Composting is an eco-friendly activity that reduces waste in landfills and has major health benefits for gardens such as enriching the soil, helping to retain moisture, and suppressing plant diseases. By reducing the need for chemical fertilizers, composting increases the production of beneficial bacteria that break down organic matter into humus – a nutrient- filled material that can be used for future flower and vegetable gardens. Zach Heninger, Owner and Operator of Central Oregon’s Project GreenBin says that a perfect compost bin should have a 30:1 carbon-to-nitrogen ratio, and heat is essential.  “For small, home-scale composting, rely on the outdoor temperature, so with that, summer will be the best time to compost.” He says. “Composting programs have the opportunity to work with large-scale farms, such as how Project GreenBin works with Rainshadow Organics. Heat is generated in our compost piles due to their large size, which allows us to successfully compost year-round. If a resident is composting on a small scale, I recommend only composting uncooked fruits and vegetables, but, if they are a part of a specialty composting program, such as ours, go ahead and throw all food in the bin and it will be put to good organic use,” says Heninger.

Composting Tips

Materials. It’s important to have an even mixture of green/wet and brown/dry materials for the compost bin. The green/wet materials yield nitrogen and give moisture to your mix. Examples of green/wet materials are uncooked fruit and vegetable scraps, green leaves, grass clippings, coffee grounds and small weeds and certain flowers. Examples of brown/dry materials are dead leaves, twigs, shredded newspaper and dryer lint.

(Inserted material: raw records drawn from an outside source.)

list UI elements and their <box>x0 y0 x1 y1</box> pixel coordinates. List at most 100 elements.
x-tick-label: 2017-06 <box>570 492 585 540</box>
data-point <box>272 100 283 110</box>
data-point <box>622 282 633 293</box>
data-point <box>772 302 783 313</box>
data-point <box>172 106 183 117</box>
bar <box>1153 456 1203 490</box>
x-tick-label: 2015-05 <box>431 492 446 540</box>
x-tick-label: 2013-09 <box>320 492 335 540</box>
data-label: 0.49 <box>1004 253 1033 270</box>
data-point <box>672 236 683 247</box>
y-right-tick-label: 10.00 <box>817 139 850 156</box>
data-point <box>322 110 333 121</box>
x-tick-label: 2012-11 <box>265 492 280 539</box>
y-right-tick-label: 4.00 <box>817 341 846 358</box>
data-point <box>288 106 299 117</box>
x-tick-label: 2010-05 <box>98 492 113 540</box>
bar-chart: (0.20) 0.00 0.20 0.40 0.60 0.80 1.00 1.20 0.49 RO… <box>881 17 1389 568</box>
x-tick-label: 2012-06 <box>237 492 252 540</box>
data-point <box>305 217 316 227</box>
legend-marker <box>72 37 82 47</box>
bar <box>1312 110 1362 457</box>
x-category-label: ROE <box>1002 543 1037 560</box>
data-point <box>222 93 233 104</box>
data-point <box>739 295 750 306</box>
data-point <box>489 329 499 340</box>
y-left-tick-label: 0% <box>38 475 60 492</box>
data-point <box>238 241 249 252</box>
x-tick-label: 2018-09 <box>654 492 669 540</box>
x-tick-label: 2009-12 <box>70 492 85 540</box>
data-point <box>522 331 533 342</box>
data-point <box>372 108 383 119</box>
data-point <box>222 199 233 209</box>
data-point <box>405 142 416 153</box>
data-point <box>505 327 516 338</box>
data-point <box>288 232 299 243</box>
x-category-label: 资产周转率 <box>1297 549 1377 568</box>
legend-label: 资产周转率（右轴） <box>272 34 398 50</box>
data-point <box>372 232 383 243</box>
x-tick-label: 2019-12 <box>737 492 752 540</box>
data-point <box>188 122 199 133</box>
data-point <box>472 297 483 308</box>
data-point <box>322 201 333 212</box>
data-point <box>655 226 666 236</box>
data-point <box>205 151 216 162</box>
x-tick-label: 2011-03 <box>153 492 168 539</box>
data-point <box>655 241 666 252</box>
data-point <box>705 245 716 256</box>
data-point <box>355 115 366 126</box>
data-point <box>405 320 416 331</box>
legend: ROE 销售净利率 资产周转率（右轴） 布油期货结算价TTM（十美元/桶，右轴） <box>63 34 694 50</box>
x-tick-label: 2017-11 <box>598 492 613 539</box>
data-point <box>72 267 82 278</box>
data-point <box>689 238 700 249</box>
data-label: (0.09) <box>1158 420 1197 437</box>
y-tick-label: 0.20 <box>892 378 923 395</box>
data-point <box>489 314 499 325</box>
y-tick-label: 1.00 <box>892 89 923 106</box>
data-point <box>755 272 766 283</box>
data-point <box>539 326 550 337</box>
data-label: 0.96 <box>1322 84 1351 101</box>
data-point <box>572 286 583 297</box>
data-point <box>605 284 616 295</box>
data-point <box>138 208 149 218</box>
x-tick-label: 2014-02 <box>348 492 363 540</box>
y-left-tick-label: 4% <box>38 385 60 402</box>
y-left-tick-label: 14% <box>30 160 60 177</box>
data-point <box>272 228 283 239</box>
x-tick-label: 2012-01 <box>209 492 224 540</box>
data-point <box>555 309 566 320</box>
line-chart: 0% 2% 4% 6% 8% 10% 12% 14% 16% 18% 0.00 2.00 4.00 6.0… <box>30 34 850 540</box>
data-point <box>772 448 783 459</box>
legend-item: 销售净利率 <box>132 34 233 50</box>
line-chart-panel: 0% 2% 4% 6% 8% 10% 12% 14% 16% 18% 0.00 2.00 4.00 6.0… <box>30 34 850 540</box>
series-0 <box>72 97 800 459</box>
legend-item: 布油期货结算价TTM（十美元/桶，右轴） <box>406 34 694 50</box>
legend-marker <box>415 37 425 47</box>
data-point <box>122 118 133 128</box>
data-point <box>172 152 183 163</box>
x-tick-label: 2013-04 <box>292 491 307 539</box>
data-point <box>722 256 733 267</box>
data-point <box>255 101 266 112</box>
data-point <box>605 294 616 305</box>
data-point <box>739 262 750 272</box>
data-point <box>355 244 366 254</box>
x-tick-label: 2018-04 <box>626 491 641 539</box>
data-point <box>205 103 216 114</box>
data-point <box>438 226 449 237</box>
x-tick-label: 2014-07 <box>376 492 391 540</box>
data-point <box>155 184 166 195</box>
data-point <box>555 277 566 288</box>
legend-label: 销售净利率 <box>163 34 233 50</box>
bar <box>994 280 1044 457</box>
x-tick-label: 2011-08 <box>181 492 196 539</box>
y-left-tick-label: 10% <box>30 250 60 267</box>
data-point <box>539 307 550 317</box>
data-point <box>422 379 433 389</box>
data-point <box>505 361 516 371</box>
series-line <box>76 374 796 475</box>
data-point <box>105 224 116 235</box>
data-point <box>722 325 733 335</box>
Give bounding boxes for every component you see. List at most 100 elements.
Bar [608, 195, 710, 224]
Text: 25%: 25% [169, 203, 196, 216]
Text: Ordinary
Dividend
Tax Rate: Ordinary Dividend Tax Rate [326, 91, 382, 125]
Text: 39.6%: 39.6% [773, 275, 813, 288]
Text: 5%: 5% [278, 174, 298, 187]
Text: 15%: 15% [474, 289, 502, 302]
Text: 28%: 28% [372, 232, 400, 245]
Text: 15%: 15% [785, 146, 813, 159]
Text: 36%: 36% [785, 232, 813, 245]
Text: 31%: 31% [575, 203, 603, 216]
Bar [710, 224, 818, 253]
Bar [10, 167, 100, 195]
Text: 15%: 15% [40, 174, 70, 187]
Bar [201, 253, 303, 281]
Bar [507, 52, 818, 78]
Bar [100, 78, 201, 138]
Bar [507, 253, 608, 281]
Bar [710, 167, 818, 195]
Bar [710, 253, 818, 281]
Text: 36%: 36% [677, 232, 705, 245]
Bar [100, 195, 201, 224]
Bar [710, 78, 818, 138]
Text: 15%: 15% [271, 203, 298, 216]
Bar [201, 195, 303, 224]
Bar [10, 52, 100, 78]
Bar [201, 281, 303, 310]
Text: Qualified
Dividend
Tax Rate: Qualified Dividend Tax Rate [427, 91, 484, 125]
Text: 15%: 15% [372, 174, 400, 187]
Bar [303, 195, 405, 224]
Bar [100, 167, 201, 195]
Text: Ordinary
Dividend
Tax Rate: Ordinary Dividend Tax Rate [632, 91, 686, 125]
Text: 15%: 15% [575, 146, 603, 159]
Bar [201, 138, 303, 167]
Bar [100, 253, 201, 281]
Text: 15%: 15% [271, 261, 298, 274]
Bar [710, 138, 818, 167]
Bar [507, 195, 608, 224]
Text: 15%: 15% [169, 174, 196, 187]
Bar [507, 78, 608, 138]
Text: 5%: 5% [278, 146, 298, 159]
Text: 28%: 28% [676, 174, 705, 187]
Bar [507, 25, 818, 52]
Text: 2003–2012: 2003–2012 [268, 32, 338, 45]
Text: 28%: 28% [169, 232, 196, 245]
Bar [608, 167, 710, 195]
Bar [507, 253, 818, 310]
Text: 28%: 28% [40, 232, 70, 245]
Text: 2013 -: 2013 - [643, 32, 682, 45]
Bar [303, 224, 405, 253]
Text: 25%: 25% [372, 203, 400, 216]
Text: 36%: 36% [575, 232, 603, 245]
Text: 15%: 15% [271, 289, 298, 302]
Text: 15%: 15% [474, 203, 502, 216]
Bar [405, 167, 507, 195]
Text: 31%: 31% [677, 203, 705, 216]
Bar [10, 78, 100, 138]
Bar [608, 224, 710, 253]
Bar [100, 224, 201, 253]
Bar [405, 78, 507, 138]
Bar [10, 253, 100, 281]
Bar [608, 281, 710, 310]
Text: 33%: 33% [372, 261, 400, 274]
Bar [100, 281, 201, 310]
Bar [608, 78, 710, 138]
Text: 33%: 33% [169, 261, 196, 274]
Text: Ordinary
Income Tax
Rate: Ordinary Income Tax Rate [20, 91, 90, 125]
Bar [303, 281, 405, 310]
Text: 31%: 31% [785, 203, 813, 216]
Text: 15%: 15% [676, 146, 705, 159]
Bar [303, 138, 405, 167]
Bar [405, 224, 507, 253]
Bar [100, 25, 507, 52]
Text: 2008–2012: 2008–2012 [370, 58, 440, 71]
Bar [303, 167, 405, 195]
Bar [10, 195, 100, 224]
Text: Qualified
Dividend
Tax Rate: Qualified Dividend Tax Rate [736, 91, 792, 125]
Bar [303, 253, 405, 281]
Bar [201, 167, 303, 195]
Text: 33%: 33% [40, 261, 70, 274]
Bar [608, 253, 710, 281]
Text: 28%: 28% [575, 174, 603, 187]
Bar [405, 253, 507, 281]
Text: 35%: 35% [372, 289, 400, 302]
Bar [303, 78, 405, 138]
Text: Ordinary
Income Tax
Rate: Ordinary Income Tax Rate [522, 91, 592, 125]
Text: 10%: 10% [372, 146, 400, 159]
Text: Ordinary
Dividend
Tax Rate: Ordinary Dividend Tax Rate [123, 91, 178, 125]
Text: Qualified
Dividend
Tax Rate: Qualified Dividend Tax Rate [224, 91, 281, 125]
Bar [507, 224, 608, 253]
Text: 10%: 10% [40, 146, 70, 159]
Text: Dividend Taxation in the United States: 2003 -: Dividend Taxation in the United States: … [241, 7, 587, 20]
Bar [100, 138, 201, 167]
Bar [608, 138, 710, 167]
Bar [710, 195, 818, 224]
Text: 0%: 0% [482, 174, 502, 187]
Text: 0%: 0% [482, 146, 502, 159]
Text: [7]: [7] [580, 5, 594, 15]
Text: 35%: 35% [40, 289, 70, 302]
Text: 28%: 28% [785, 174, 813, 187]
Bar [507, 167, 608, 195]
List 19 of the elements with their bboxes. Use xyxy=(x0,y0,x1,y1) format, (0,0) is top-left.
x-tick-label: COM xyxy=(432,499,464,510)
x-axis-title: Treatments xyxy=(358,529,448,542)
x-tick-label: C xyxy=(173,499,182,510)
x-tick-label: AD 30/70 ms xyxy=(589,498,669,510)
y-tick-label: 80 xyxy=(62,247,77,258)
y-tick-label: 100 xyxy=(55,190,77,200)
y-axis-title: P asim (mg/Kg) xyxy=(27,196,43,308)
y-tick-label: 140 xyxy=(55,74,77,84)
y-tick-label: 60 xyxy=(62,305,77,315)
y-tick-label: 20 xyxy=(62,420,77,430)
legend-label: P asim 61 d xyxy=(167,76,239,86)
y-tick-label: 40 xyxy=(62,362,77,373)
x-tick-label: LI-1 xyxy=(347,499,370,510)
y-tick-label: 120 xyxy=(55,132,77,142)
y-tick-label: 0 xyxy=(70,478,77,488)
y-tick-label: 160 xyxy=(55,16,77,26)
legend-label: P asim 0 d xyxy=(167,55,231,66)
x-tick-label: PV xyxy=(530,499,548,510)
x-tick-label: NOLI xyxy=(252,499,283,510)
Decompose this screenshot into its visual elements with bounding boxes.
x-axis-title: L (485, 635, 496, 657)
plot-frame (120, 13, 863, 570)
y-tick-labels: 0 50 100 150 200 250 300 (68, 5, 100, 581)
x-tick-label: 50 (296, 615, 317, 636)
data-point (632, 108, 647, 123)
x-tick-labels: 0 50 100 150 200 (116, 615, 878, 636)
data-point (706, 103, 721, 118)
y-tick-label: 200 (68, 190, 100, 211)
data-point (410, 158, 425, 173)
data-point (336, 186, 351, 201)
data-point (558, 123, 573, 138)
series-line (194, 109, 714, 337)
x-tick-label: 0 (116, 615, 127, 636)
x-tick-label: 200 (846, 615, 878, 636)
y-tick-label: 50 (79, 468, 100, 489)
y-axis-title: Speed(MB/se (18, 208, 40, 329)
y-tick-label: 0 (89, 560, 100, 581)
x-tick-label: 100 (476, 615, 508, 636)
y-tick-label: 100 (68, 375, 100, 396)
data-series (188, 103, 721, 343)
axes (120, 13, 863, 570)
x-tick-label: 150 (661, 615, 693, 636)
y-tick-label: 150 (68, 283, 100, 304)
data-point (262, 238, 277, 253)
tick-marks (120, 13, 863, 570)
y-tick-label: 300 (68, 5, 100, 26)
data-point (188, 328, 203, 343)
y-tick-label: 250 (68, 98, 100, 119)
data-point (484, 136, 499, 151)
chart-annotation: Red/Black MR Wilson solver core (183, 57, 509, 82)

Mix and layer. For a good decomposition rate, it’s best to keep a 30:1 ratio of green/wet materials and brown/dry. Whenever you’ve thrown your fruit and veggie scraps or lawn clippings into the bin, cover it as soon as possible with dry materials, then repeat.  

Water. While your green materials will keep your materials moist, watering your compost from time to time is essential to ensure decomposition and to keep the pile’s temperature regulated. The amount of moisture in a compost bin should be likened to a wet sponge, not too wet or too dry, and always with enough room for air.

Turn. Turning the materials in a compost bin is one of the most important things for a healthy compost. Turning not only eliminates odor, it aerates the pile and gives it the oxygen that is necessary for rapid decompression. Because air and heat need to move through the materials, turning it at least once a week is recommended.